IndyMac, with assets of $32 billion and deposits of $19 billion, is the fifth bank to fail this year. Between 2005 and 2007, only three banks failed. And in the past 15 years, the FDIC has taken over 127 banks with combined assets of $22 billion, according to FDIC records.

"There will be increased failures, but it will be within range of what we can handle," Bair said. "People should not worry."

IndyMac marks the largest collapse of an FDIC-insured institution since 1984, when Continental Illinois, which had $40 billion in assets, failed, according to FDIC records. The two most expensive banking failures were in 1988, during the nation's savings and loan crisis: American Savings and Loan Association in California ($5.4 billion) and First Republic Bank in Texas ($4 billion).

When a bank shuts down, traditional bank accounts are insured to at least $100,000. Some accounts such as annuities and mutual funds are not insured at all. Individual Retirement Account funds are insured to $250,000.

IndyMac customers with uninsured deposits will get at least half that money back, and they could get more back, depending on what the FDIC gets when it sells the bank, said Bair.

Customers' funds will be transferred to a new entity - IndyMac Federal FSB - controlled by the FDIC. They will have uninterrupted customer service and access to their funds by ATM, debit cards and checks.

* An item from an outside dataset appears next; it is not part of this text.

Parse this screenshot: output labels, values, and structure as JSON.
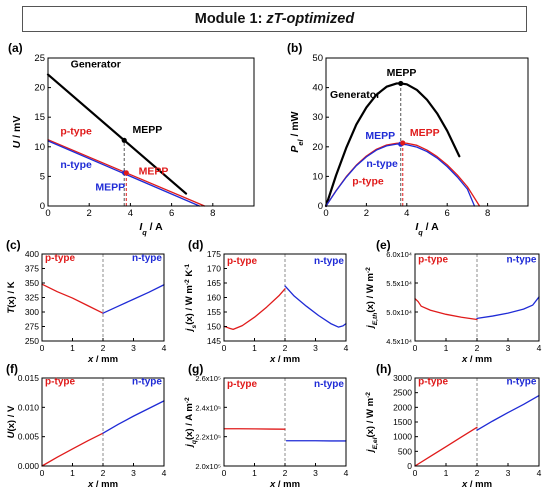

However, customers will have no access to online and phone banking services this weekend, according to the FDIC. Service will resume on Monday. Loan customers were advised to continue making loan payments as usual.

IndyMac's problems came into sharp focus earlier in the week.

The bank, which lost $184.2 million in the first quarter, announced on Monday that it was expecting a wider loss for the second quarter. It lost $614 million last year stemming from its focus on the Alt-A mortgage sector.

Then on Tuesday, IndyMac disclosed that regulators no longer considered it "well capitalized." As a result, the bank was unable to accept brokered deposits, or short-term investments in large dollar amounts from brokers seeking the highest return on certificates of deposit.

Over the past two years, IndyMac dropped over 95% in stock price, or about $3.5 billion in market capitalization. By Friday, shares were down to 28 cents.

Ousted CEO Perry had long argued that it was being unfairly punished given its relatively paltry exposure to sub-prime mortgages.

But rising Alt-A and prime mortgage delinquencies likely were enough indication for investors that the housing crisis had moved beyond the weakest borrowers.

Even worse, with the securitization markets in collapse, IndyMac had no way to get new loans off its books. What loans the bank had made recently were to borrowers with well-documented assets and income, but those are sharply less profitable with respect to fees and interest income.

IndyMac on Monday said it would focus on its reverse mortgage business, retail branch network and mortgage servicing operations. But the growth restrictions placed on IndyMac by regulators and the banks and brokerages it did business with, as well as the sharply higher borrowing costs, placed the profitability of even its non-mortgage-related banking efforts in doubt.